Having suddenly grown paranoid about my own wobbly relationship with punctuation and grammar, I am pulling my copy off the shelf too, Annabel! And ordering a brand, spanking new copy of the Little, Brown Handbook as well. I don't have to worry about pissing off readers but I can't call the kettle black!

Emily Blake said...

I once offered to proofread scripts for comprehension, grammar and spelling for $40 a pop. In five months of making that available I had a bunch of people tell me it was a good idea, and not a single one actually take me up on it.

Everybody thinks they can do it themselves.

wcmartell said...

I *love* these - they are not only funny, sometimes they trigger a high concept idea. Using the wrong word opens a door that you never knew was there.

If you've proofred your script a dozen times and want to find all the missed typos, just send a copy to someone who can make or break your career.

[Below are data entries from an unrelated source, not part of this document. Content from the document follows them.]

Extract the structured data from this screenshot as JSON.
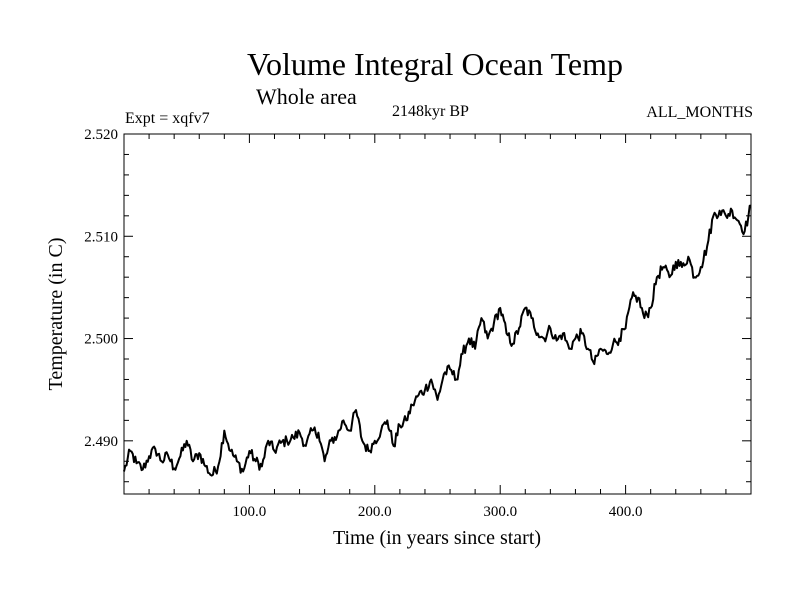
{
  "chart_data": {
    "type": "line",
    "title": "Volume Integral Ocean Temp",
    "subtitle": "Whole area",
    "annotations": {
      "experiment": "Expt = xqfv7",
      "epoch": "2148kyr BP",
      "months": "ALL_MONTHS"
    },
    "xlabel": "Time (in years since start)",
    "ylabel": "Temperature (in C)",
    "xlim": [
      0,
      500
    ],
    "ylim": [
      2.4848,
      2.52
    ],
    "x_ticks": [
      100,
      200,
      300,
      400
    ],
    "x_tick_labels": [
      "100.0",
      "200.0",
      "300.0",
      "400.0"
    ],
    "y_ticks": [
      2.49,
      2.5,
      2.51,
      2.52
    ],
    "y_tick_labels": [
      "2.490",
      "2.500",
      "2.510",
      "2.520"
    ],
    "grid": false,
    "series": [
      {
        "name": "Volume Integral Ocean Temp",
        "color": "#000000",
        "x": [
          0,
          5,
          10,
          15,
          20,
          25,
          30,
          35,
          40,
          45,
          50,
          55,
          60,
          65,
          70,
          75,
          80,
          85,
          90,
          95,
          100,
          105,
          110,
          115,
          120,
          125,
          130,
          135,
          140,
          145,
          150,
          155,
          160,
          165,
          170,
          175,
          180,
          185,
          190,
          195,
          200,
          205,
          210,
          215,
          220,
          225,
          230,
          235,
          240,
          245,
          250,
          255,
          260,
          265,
          270,
          275,
          280,
          285,
          290,
          295,
          300,
          305,
          310,
          315,
          320,
          325,
          330,
          335,
          340,
          345,
          350,
          355,
          360,
          365,
          370,
          375,
          380,
          385,
          390,
          395,
          400,
          405,
          410,
          415,
          420,
          425,
          430,
          435,
          440,
          445,
          450,
          455,
          460,
          465,
          470,
          475,
          480,
          485,
          490,
          495,
          500
        ],
        "values": [
          2.487,
          2.489,
          2.4878,
          2.4872,
          2.4885,
          2.4892,
          2.488,
          2.4886,
          2.4873,
          2.4885,
          2.49,
          2.488,
          2.4888,
          2.4875,
          2.4866,
          2.4875,
          2.491,
          2.489,
          2.488,
          2.487,
          2.489,
          2.488,
          2.4875,
          2.49,
          2.489,
          2.4898,
          2.49,
          2.4903,
          2.4908,
          2.4895,
          2.491,
          2.4908,
          2.488,
          2.49,
          2.4905,
          2.492,
          2.491,
          2.493,
          2.49,
          2.489,
          2.49,
          2.491,
          2.492,
          2.4895,
          2.4915,
          2.492,
          2.4935,
          2.4945,
          2.495,
          2.496,
          2.494,
          2.4965,
          2.497,
          2.496,
          2.4985,
          2.5,
          2.499,
          2.502,
          2.5,
          2.5015,
          2.503,
          2.5005,
          2.4995,
          2.501,
          2.503,
          2.502,
          2.5005,
          2.5,
          2.501,
          2.4998,
          2.5005,
          2.499,
          2.5,
          2.5005,
          2.499,
          2.4975,
          2.499,
          2.4985,
          2.4995,
          2.5,
          2.501,
          2.504,
          2.504,
          2.502,
          2.503,
          2.506,
          2.507,
          2.506,
          2.5075,
          2.507,
          2.508,
          2.506,
          2.507,
          2.509,
          2.512,
          2.5125,
          2.512,
          2.5125,
          2.5115,
          2.5105,
          2.513
        ]
      }
    ]
  }
}
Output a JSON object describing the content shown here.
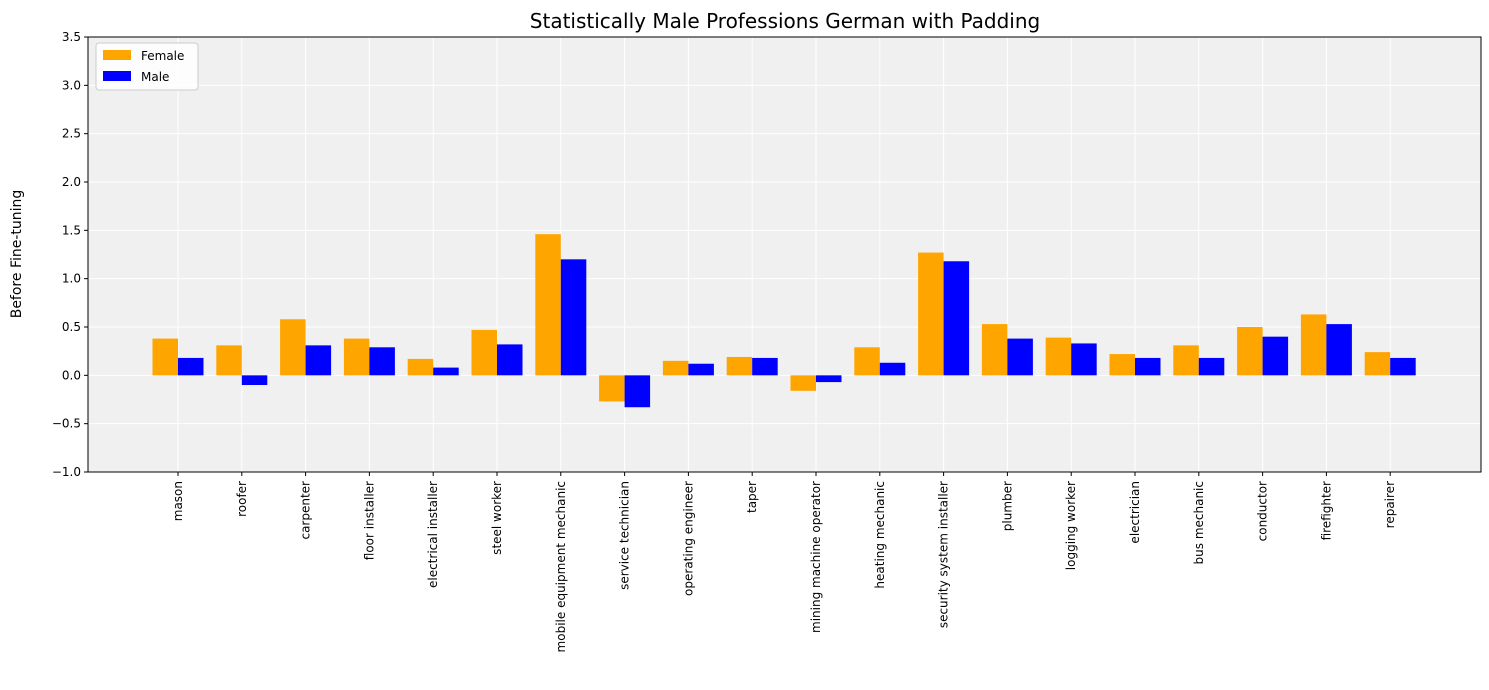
{
  "chart_data": {
    "type": "bar",
    "title": "Statistically Male Professions German with Padding",
    "xlabel": "",
    "ylabel": "Before Fine-tuning",
    "ylim": [
      -1.0,
      3.5
    ],
    "yticks": [
      "−1.0",
      "−0.5",
      "0.0",
      "0.5",
      "1.0",
      "1.5",
      "2.0",
      "2.5",
      "3.0",
      "3.5"
    ],
    "ytick_values": [
      -1.0,
      -0.5,
      0.0,
      0.5,
      1.0,
      1.5,
      2.0,
      2.5,
      3.0,
      3.5
    ],
    "grid": true,
    "legend_position": "top-left",
    "categories": [
      "mason",
      "roofer",
      "carpenter",
      "floor installer",
      "electrical installer",
      "steel worker",
      "mobile equipment mechanic",
      "service technician",
      "operating engineer",
      "taper",
      "mining machine operator",
      "heating mechanic",
      "security system installer",
      "plumber",
      "logging worker",
      "electrician",
      "bus mechanic",
      "conductor",
      "firefighter",
      "repairer"
    ],
    "series": [
      {
        "name": "Female",
        "color": "#ffa500",
        "values": [
          0.38,
          0.31,
          0.58,
          0.38,
          0.17,
          0.47,
          1.46,
          -0.27,
          0.15,
          0.19,
          -0.16,
          0.29,
          1.27,
          0.53,
          0.39,
          0.22,
          0.31,
          0.5,
          0.63,
          0.24
        ]
      },
      {
        "name": "Male",
        "color": "#0000ff",
        "values": [
          0.18,
          -0.1,
          0.31,
          0.29,
          0.08,
          0.32,
          1.2,
          -0.33,
          0.12,
          0.18,
          -0.07,
          0.13,
          1.18,
          0.38,
          0.33,
          0.18,
          0.18,
          0.4,
          0.53,
          0.18
        ]
      }
    ]
  }
}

Suddenly, you'll notice a half dozen typos that you never saw before.

- Bill

Chris said...

I was in the Herrick Library reading the script for my favorite rom-com written by someone else and there were more than a few. But mostly "they're" v. "their" v. "there" problems as I recall. I was a little shocked but it didn't overly detract from the story for me. Maybe things that a spellchecker wouldn't necessarily catch.

One thing I learned as a lawyer is there's no substitute for printing it out and proofreading with pen in hand. You will never catch everything onscreen.

Scott the Reader said...

I had a good one today:

"He is dressed in what can be described as gaudy tourist sheik."

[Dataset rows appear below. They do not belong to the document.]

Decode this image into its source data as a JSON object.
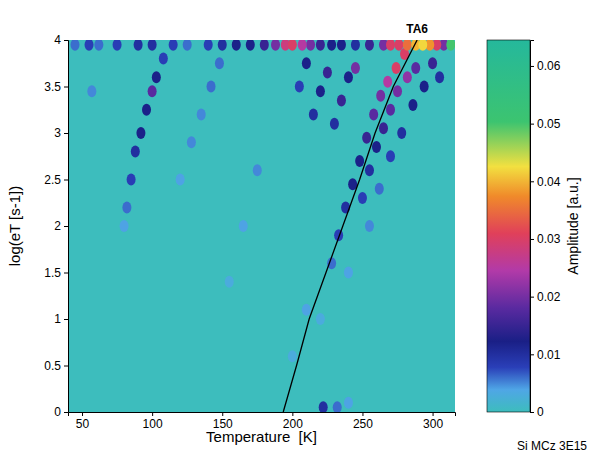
{
  "chart_data": {
    "type": "heatmap",
    "xlabel": "Temperature  [K]",
    "ylabel": "log(eT [s-1])",
    "caption": "Si MCz 3E15",
    "xlim": [
      40,
      316
    ],
    "xticks": [
      50,
      100,
      150,
      200,
      250,
      300
    ],
    "ylim": [
      0,
      4
    ],
    "yticks": [
      0,
      0.5,
      1,
      1.5,
      2,
      2.5,
      3,
      3.5,
      4
    ],
    "cells": {
      "x": [
        45,
        55,
        62,
        75,
        90,
        100,
        115,
        125,
        140,
        150,
        160,
        170,
        180,
        188,
        195,
        200,
        207,
        213,
        220,
        228,
        235,
        245,
        255,
        265,
        270,
        276,
        282,
        288,
        293,
        298,
        303,
        308,
        313,
        80,
        82,
        85,
        88,
        92,
        96,
        100,
        103,
        108,
        57,
        120,
        128,
        135,
        142,
        148,
        155,
        165,
        175,
        215,
        220,
        225,
        230,
        235,
        240,
        205,
        210,
        245,
        228,
        233,
        238,
        243,
        248,
        253,
        258,
        263,
        268,
        274,
        280,
        250,
        255,
        260,
        265,
        270,
        275,
        282,
        288,
        262,
        270,
        278,
        286,
        294,
        300,
        305,
        200,
        210,
        220,
        240,
        255,
        222,
        232,
        240
      ],
      "y": [
        3.95,
        3.95,
        3.95,
        3.95,
        3.95,
        3.95,
        3.95,
        3.95,
        3.95,
        3.95,
        3.95,
        3.95,
        3.95,
        3.95,
        3.95,
        3.95,
        3.95,
        3.95,
        3.95,
        3.95,
        3.95,
        3.95,
        3.95,
        3.95,
        3.95,
        3.95,
        3.95,
        3.95,
        3.95,
        3.95,
        3.95,
        3.95,
        3.95,
        2.0,
        2.2,
        2.5,
        2.8,
        3.0,
        3.25,
        3.45,
        3.6,
        3.8,
        3.45,
        2.5,
        2.9,
        3.2,
        3.5,
        3.75,
        1.4,
        2.0,
        2.6,
        3.2,
        3.45,
        3.65,
        3.1,
        3.35,
        3.6,
        3.5,
        3.75,
        3.7,
        1.6,
        1.9,
        2.2,
        2.45,
        2.7,
        2.95,
        3.2,
        3.4,
        3.55,
        3.7,
        3.85,
        2.3,
        2.6,
        2.85,
        3.05,
        3.25,
        3.45,
        3.6,
        3.7,
        2.4,
        2.75,
        3.0,
        3.3,
        3.5,
        3.75,
        3.6,
        0.6,
        1.1,
        1.0,
        1.5,
        2.0,
        0.05,
        0.05,
        0.1
      ],
      "values": [
        0.006,
        0.008,
        0.006,
        0.008,
        0.01,
        0.01,
        0.008,
        0.006,
        0.008,
        0.01,
        0.012,
        0.012,
        0.015,
        0.02,
        0.028,
        0.03,
        0.025,
        0.02,
        0.015,
        0.012,
        0.012,
        0.01,
        0.015,
        0.02,
        0.03,
        0.03,
        0.035,
        0.04,
        0.042,
        0.038,
        0.03,
        0.02,
        0.05,
        0.004,
        0.006,
        0.008,
        0.01,
        0.012,
        0.012,
        0.018,
        0.012,
        0.008,
        0.005,
        0.004,
        0.005,
        0.005,
        0.006,
        0.006,
        0.003,
        0.004,
        0.005,
        0.01,
        0.012,
        0.015,
        0.01,
        0.015,
        0.012,
        0.008,
        0.012,
        0.02,
        0.006,
        0.008,
        0.01,
        0.012,
        0.012,
        0.015,
        0.018,
        0.02,
        0.025,
        0.03,
        0.03,
        0.008,
        0.01,
        0.012,
        0.015,
        0.018,
        0.02,
        0.022,
        0.018,
        0.006,
        0.008,
        0.01,
        0.012,
        0.012,
        0.015,
        0.01,
        0.003,
        0.004,
        0.003,
        0.004,
        0.005,
        0.01,
        0.006,
        0.004
      ]
    },
    "series": [
      {
        "name": "TA6",
        "type": "line",
        "color": "#000000",
        "x": [
          193.5,
          203,
          212,
          224,
          236,
          248,
          259,
          272,
          289
        ],
        "values": [
          0,
          0.5,
          1,
          1.5,
          2,
          2.5,
          3,
          3.5,
          4
        ]
      }
    ],
    "colorbar": {
      "label": "Amplitude [a.u.]",
      "range": [
        0,
        0.0645
      ],
      "ticks": [
        0,
        0.01,
        0.02,
        0.03,
        0.04,
        0.05,
        0.06
      ]
    }
  }
}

I wish this meant that he was wearing a robe, badly sadly this wasn't the case.

ratskiwatski said...

Thanks; all, for the remindre too bye "Eats Shoots and Leafs", i keep forgeting. too...

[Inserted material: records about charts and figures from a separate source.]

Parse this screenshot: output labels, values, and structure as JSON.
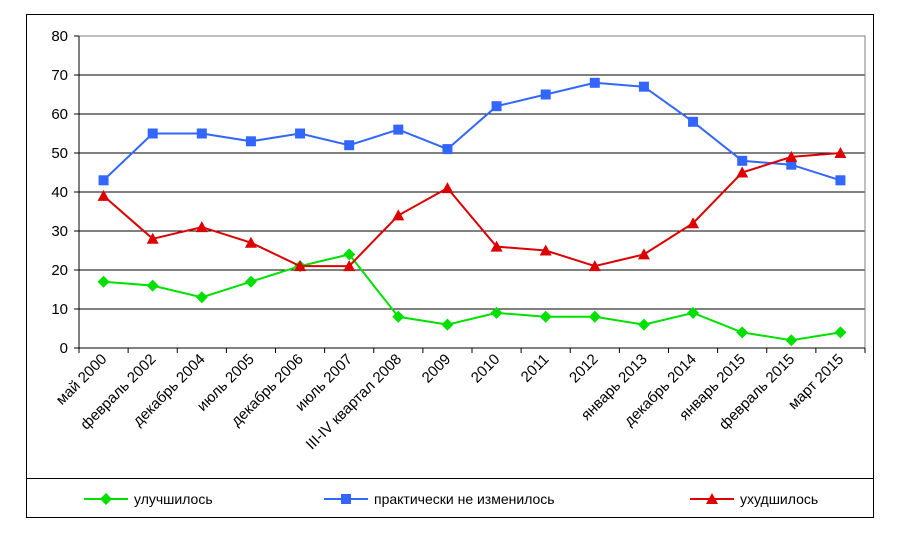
{
  "chart_data": {
    "type": "line",
    "title": "",
    "xlabel": "",
    "ylabel": "",
    "ylim": [
      0,
      80
    ],
    "yticks": [
      0,
      10,
      20,
      30,
      40,
      50,
      60,
      70,
      80
    ],
    "grid": "horizontal",
    "legend_position": "bottom",
    "categories": [
      "май 2000",
      "февраль 2002",
      "декабрь 2004",
      "июль 2005",
      "декабрь 2006",
      "июль 2007",
      "III-IV квартал 2008",
      "2009",
      "2010",
      "2011",
      "2012",
      "январь 2013",
      "декабрь 2014",
      "январь 2015",
      "февраль 2015",
      "март 2015"
    ],
    "series": [
      {
        "name": "улучшилось",
        "color": "#00e000",
        "marker": "diamond",
        "values": [
          17,
          16,
          13,
          17,
          21,
          24,
          8,
          6,
          9,
          8,
          8,
          6,
          9,
          4,
          2,
          4
        ]
      },
      {
        "name": "практически не изменилось",
        "color": "#3366ff",
        "marker": "square",
        "values": [
          43,
          55,
          55,
          53,
          55,
          52,
          56,
          51,
          62,
          65,
          68,
          67,
          58,
          48,
          47,
          43
        ]
      },
      {
        "name": "ухудшилось",
        "color": "#dd0000",
        "marker": "triangle",
        "values": [
          39,
          28,
          31,
          27,
          21,
          21,
          34,
          41,
          26,
          25,
          21,
          24,
          32,
          45,
          49,
          50
        ]
      }
    ]
  }
}
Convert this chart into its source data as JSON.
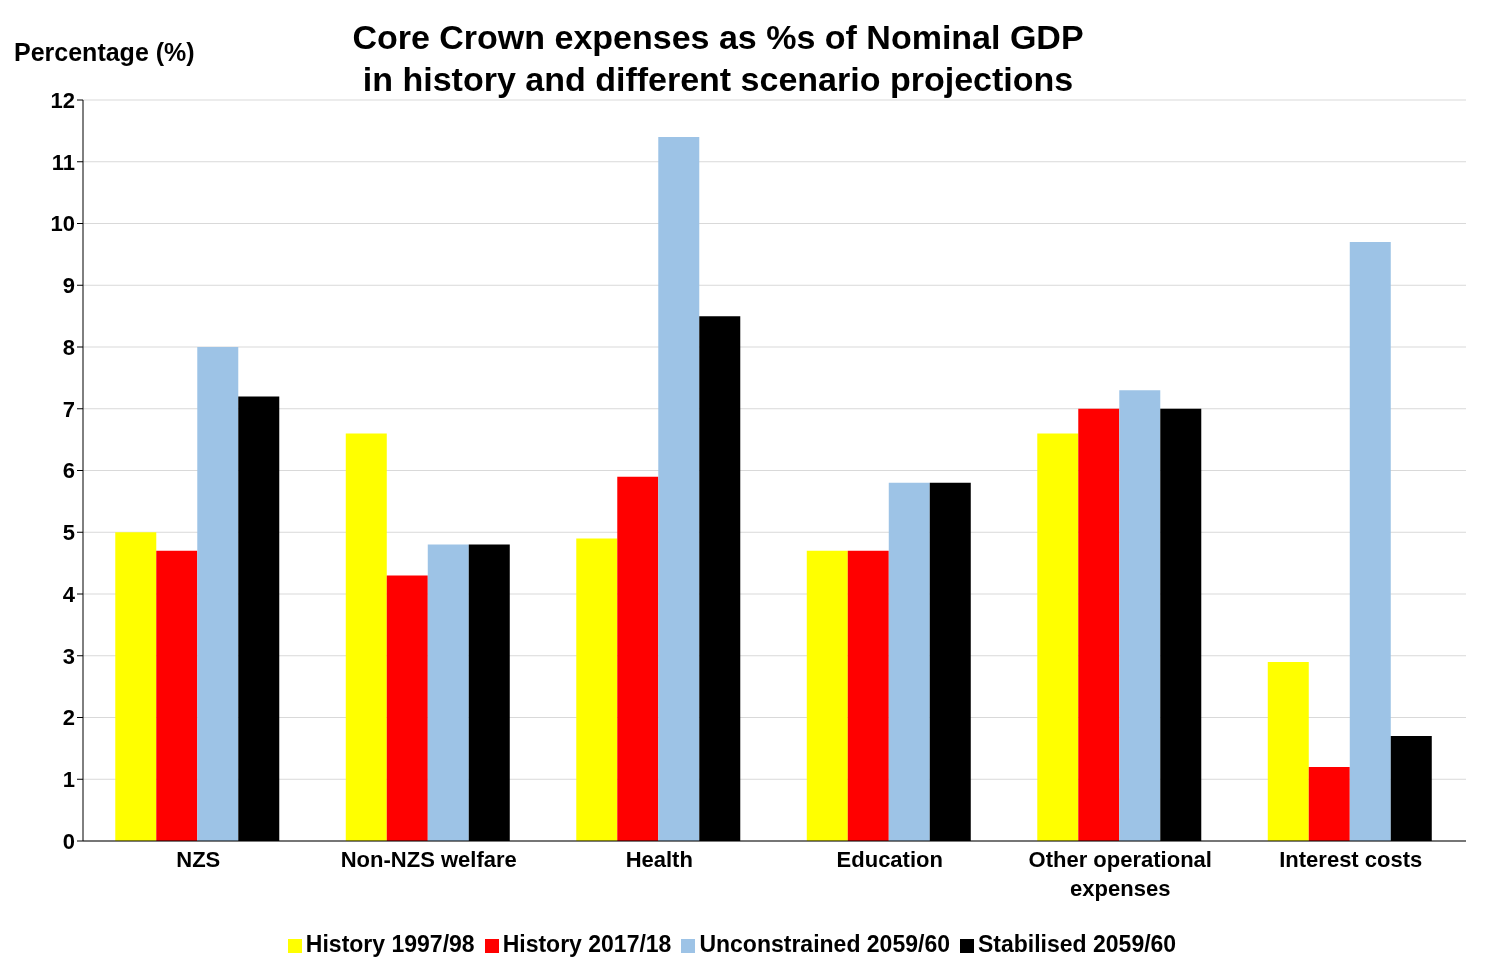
{
  "chart_data": {
    "type": "bar",
    "title": "Core Crown expenses as %s of Nominal GDP\nin history and different scenario projections",
    "ylabel": "Percentage (%)",
    "categories": [
      "NZS",
      "Non-NZS welfare",
      "Health",
      "Education",
      "Other operational expenses",
      "Interest costs"
    ],
    "series": [
      {
        "name": "History 1997/98",
        "color": "#ffff00",
        "values": [
          5.0,
          6.6,
          4.9,
          4.7,
          6.6,
          2.9
        ]
      },
      {
        "name": "History 2017/18",
        "color": "#ff0000",
        "values": [
          4.7,
          4.3,
          5.9,
          4.7,
          7.0,
          1.2
        ]
      },
      {
        "name": "Unconstrained 2059/60",
        "color": "#9dc3e6",
        "values": [
          8.0,
          4.8,
          11.4,
          5.8,
          7.3,
          9.7
        ]
      },
      {
        "name": "Stabilised 2059/60",
        "color": "#000000",
        "values": [
          7.2,
          4.8,
          8.5,
          5.8,
          7.0,
          1.7
        ]
      }
    ],
    "ylim": [
      0,
      12
    ],
    "yticks": [
      0,
      1,
      2,
      3,
      4,
      5,
      6,
      7,
      8,
      9,
      10,
      11,
      12
    ],
    "grid": "y",
    "legend": "bottom"
  }
}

I've tried not to let poor grammar drive me nutbaggy, but it's so tough, especially when I get caught out on my own sloppiness. Somewhere along the line I started saying "different than" instead of "different from." It sounds dumb, but... what a flippin' struggle to correct years of slothful thinking on small things! Grr. I'm also trying to train myself to get commas just right. I get a little idosyncratic with them.

Now if I could tame my ellipis addiction... Ellipses are crack. But they're hell on the page count.

JPS said...

Years ago I was preparing a typescript to send to my publisher in the UK. The line was supposed to read: "He wagged his finger at Harry". It came out as "He wagged his giner at Harry", and I am deeply pleased I caught it before sending it out.

--M. said...

"All intensive purposes." Read that in an M. Night Shyamalan script.